Friday’s fight between Paul and Tyson was very popular. Netflix streamed it to over 60 million households, which is a huge number for any televised event, much less a purely streaming event. Whether everything went well, however, is another matter. The fight itself wasn’t very exciting, and for a large portion of the audience it wouldn’t have mattered if it had been – all they saw was a delayed, pixelated nothingness. Netflix is clearly interested in live programming and sports, but is it ready to make it big?

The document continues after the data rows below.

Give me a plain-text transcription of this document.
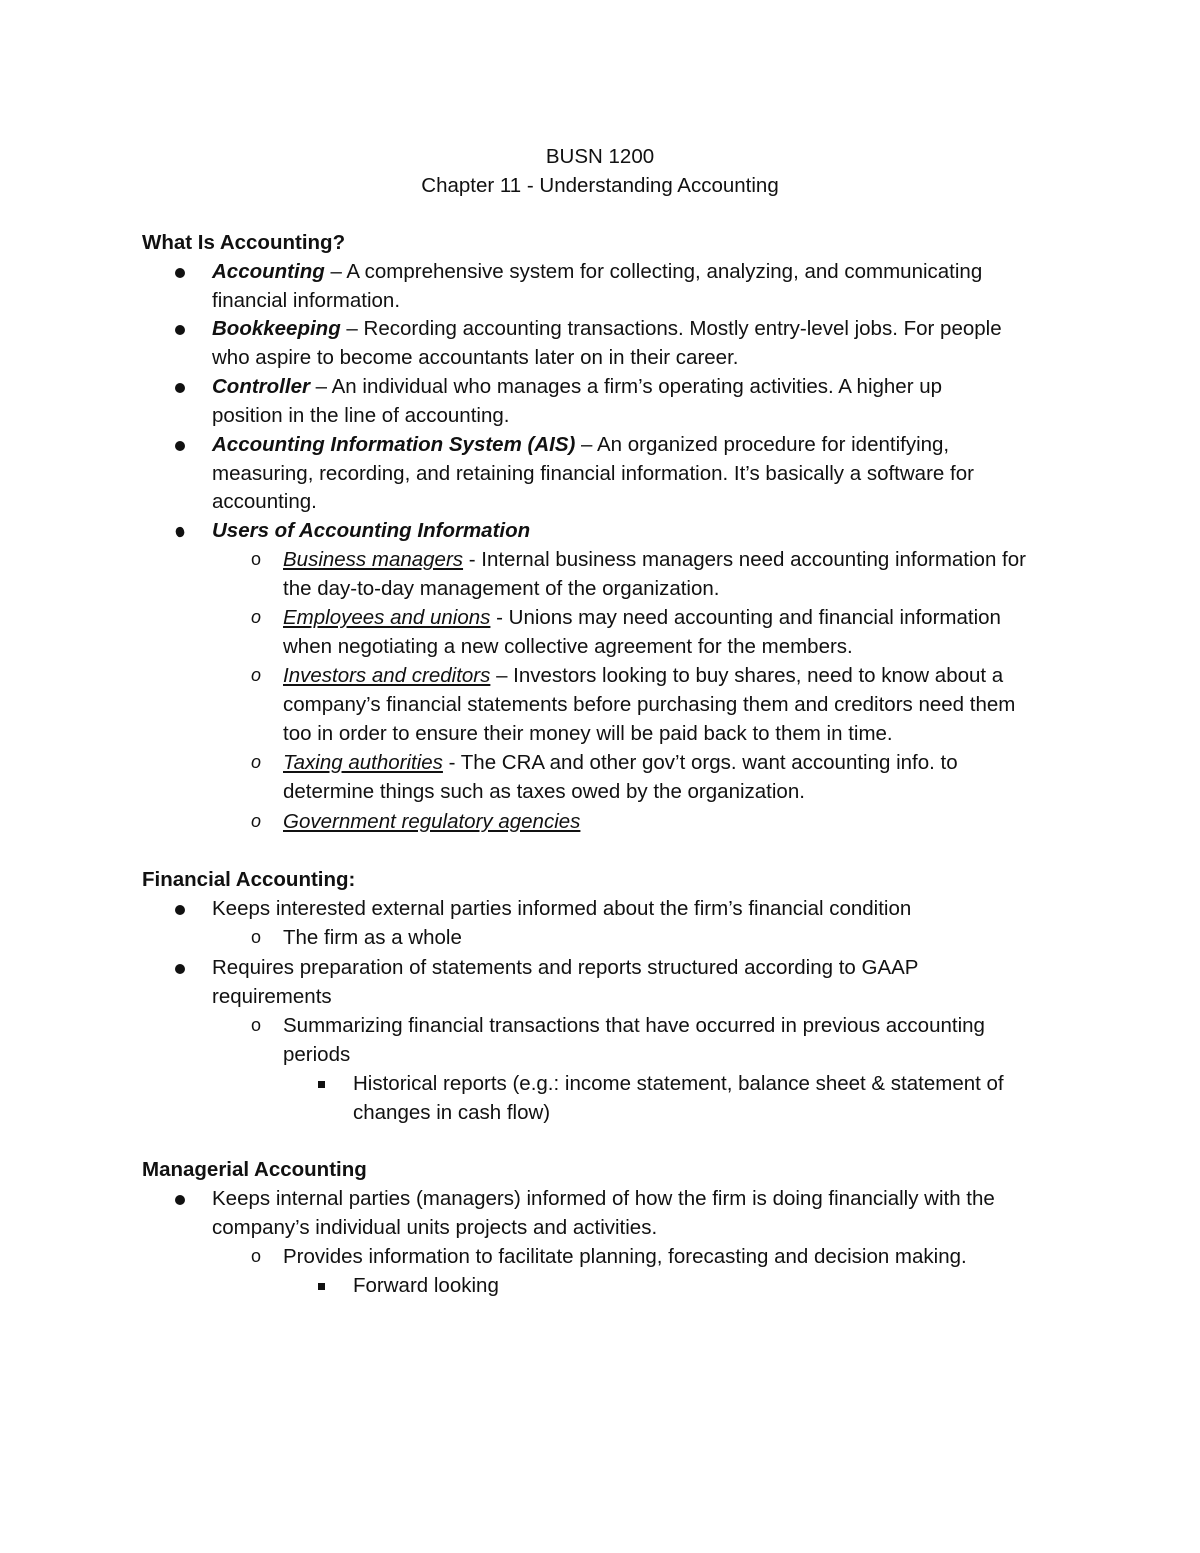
BUSN 1200
Chapter 11 - Understanding Accounting
What Is Accounting?
Accounting – A comprehensive system for collecting, analyzing, and communicating
financial information.
Bookkeeping – Recording accounting transactions. Mostly entry-level jobs. For people
who aspire to become accountants later on in their career.
Controller – An individual who manages a firm’s operating activities. A higher up
position in the line of accounting.
Accounting Information System (AIS) – An organized procedure for identifying,
measuring, recording, and retaining financial information. It’s basically a software for
accounting.
Users of Accounting Information
o Business managers - Internal business managers need accounting information for
the day-to-day management of the organization.
o Employees and unions - Unions may need accounting and financial information
when negotiating a new collective agreement for the members.
o Investors and creditors – Investors looking to buy shares, need to know about a
company’s financial statements before purchasing them and creditors need them
too in order to ensure their money will be paid back to them in time.
o Taxing authorities - The CRA and other gov’t orgs. want accounting info. to
determine things such as taxes owed by the organization.
o Government regulatory agencies
Financial Accounting:
Keeps interested external parties informed about the firm’s financial condition
o The firm as a whole
Requires preparation of statements and reports structured according to GAAP
requirements
o Summarizing financial transactions that have occurred in previous accounting
periods
Historical reports (e.g.: income statement, balance sheet & statement of
changes in cash flow)
Managerial Accounting
Keeps internal parties (managers) informed of how the firm is doing financially with the
company’s individual units projects and activities.
o Provides information to facilitate planning, forecasting and decision making.
Forward looking
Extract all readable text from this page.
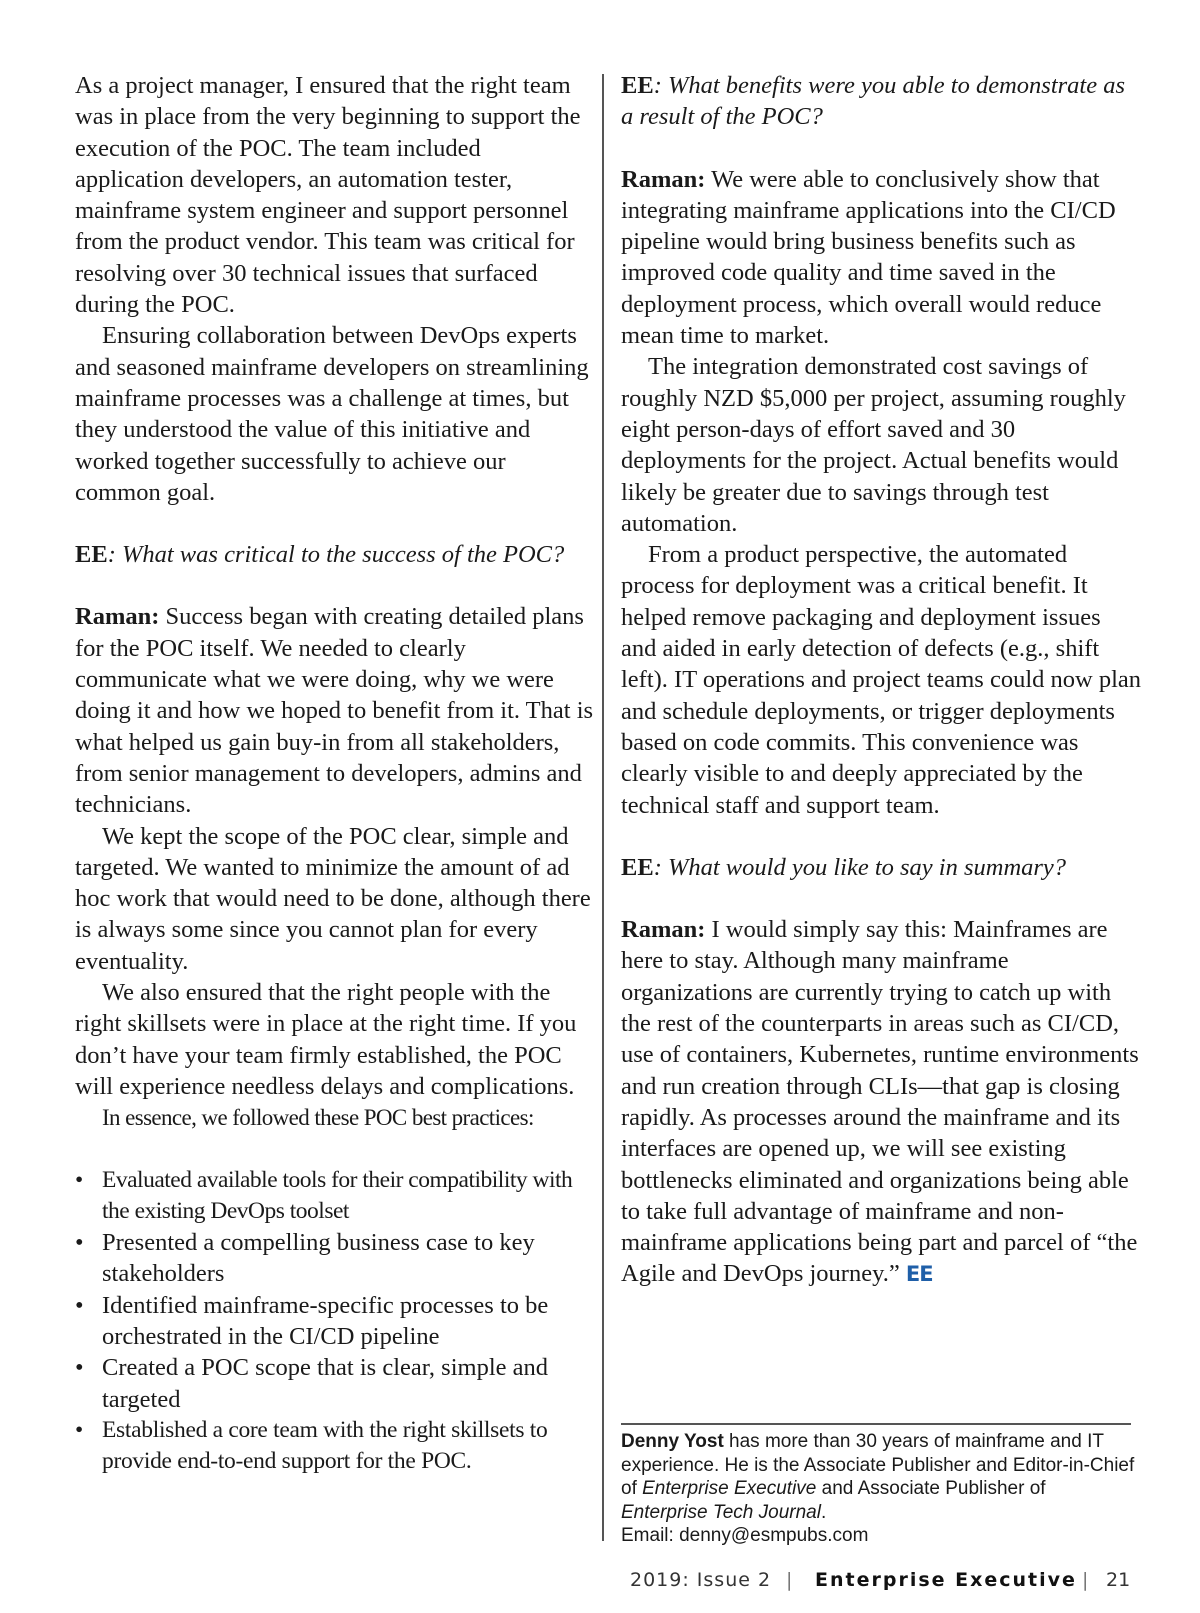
As a project manager, I ensured that the right team was in place from the very beginning to support the execution of the POC. The team included application developers, an automation tester, mainframe system engineer and support personnel from the product vendor. This team was critical for resolving over 30 technical issues that surfaced during the POC.

Ensuring collaboration between DevOps experts and seasoned mainframe developers on streamlining mainframe processes was a challenge at times, but they understood the value of this initiative and worked together successfully to achieve our common goal.

EE: What was critical to the success of the POC?

Raman: Success began with creating detailed plans for the POC itself. We needed to clearly communicate what we were doing, why we were doing it and how we hoped to benefit from it. That is what helped us gain buy-in from all stakeholders, from senior management to developers, admins and technicians.

We kept the scope of the POC clear, simple and targeted. We wanted to minimize the amount of ad hoc work that would need to be done, although there is always some since you cannot plan for every eventuality.

We also ensured that the right people with the right skillsets were in place at the right time. If you don’t have your team firmly established, the POC will experience needless delays and complications.

In essence, we followed these POC best practices:

• Evaluated available tools for their compatibility with the existing DevOps toolset
• Presented a compelling business case to key stakeholders
• Identified mainframe-specific processes to be orchestrated in the CI/CD pipeline
• Created a POC scope that is clear, simple and targeted
• Established a core team with the right skillsets to provide end-to-end support for the POC.

EE: What benefits were you able to demonstrate as a result of the POC?

Raman: We were able to conclusively show that integrating mainframe applications into the CI/CD pipeline would bring business benefits such as improved code quality and time saved in the deployment process, which overall would reduce mean time to market.

The integration demonstrated cost savings of roughly NZD $5,000 per project, assuming roughly eight person-days of effort saved and 30 deployments for the project. Actual benefits would likely be greater due to savings through test automation.

From a product perspective, the automated process for deployment was a critical benefit. It helped remove packaging and deployment issues and aided in early detection of defects (e.g., shift left). IT operations and project teams could now plan and schedule deployments, or trigger deployments based on code commits. This convenience was clearly visible to and deeply appreciated by the technical staff and support team.

EE: What would you like to say in summary?

Raman: I would simply say this: Mainframes are here to stay. Although many mainframe organizations are currently trying to catch up with the rest of the counterparts in areas such as CI/CD, use of containers, Kubernetes, runtime environments and run creation through CLIs—that gap is closing rapidly. As processes around the mainframe and its interfaces are opened up, we will see existing bottlenecks eliminated and organizations being able to take full advantage of mainframe and non-mainframe applications being part and parcel of “the Agile and DevOps journey.” EE

Denny Yost has more than 30 years of mainframe and IT experience. He is the Associate Publisher and Editor-in-Chief of Enterprise Executive and Associate Publisher of Enterprise Tech Journal.
Email: denny@esmpubs.com
2019: Issue 2 | Enterprise Executive | 21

On this episode of The Vergecast, The Verge’s Richard Lawler joins the show to talk about the state of sports broadcasting. We talk about the ups and downs of Netflix’s experiments with live streaming so far, what’s at stake for the company’s first NFL games this Christmas, and the technical challenges facing any streaming service trying to deliver live coverage at scale. It turns out that decades of digging trenches and hanging wires have given cable networks some advantages.
Then we go back in time about a millennium. Roland Allen, author of The Notebook: A History of Thinking on Paper, joins the show to talk about a thousand years of note-taking and why, even now, there is something magical about pen and paper. We talk about the creation of Moleskine, the centuries-old origins of the Bullet Journal, why typing doesn’t help you remember the same way writing does, and much more.
Finally, we explore a question from the Vergecast hotline regarding third-party CarPlay screens that are available throughout the TikTok store. Producer Will Poor bought one, tried it out, and has some thoughts.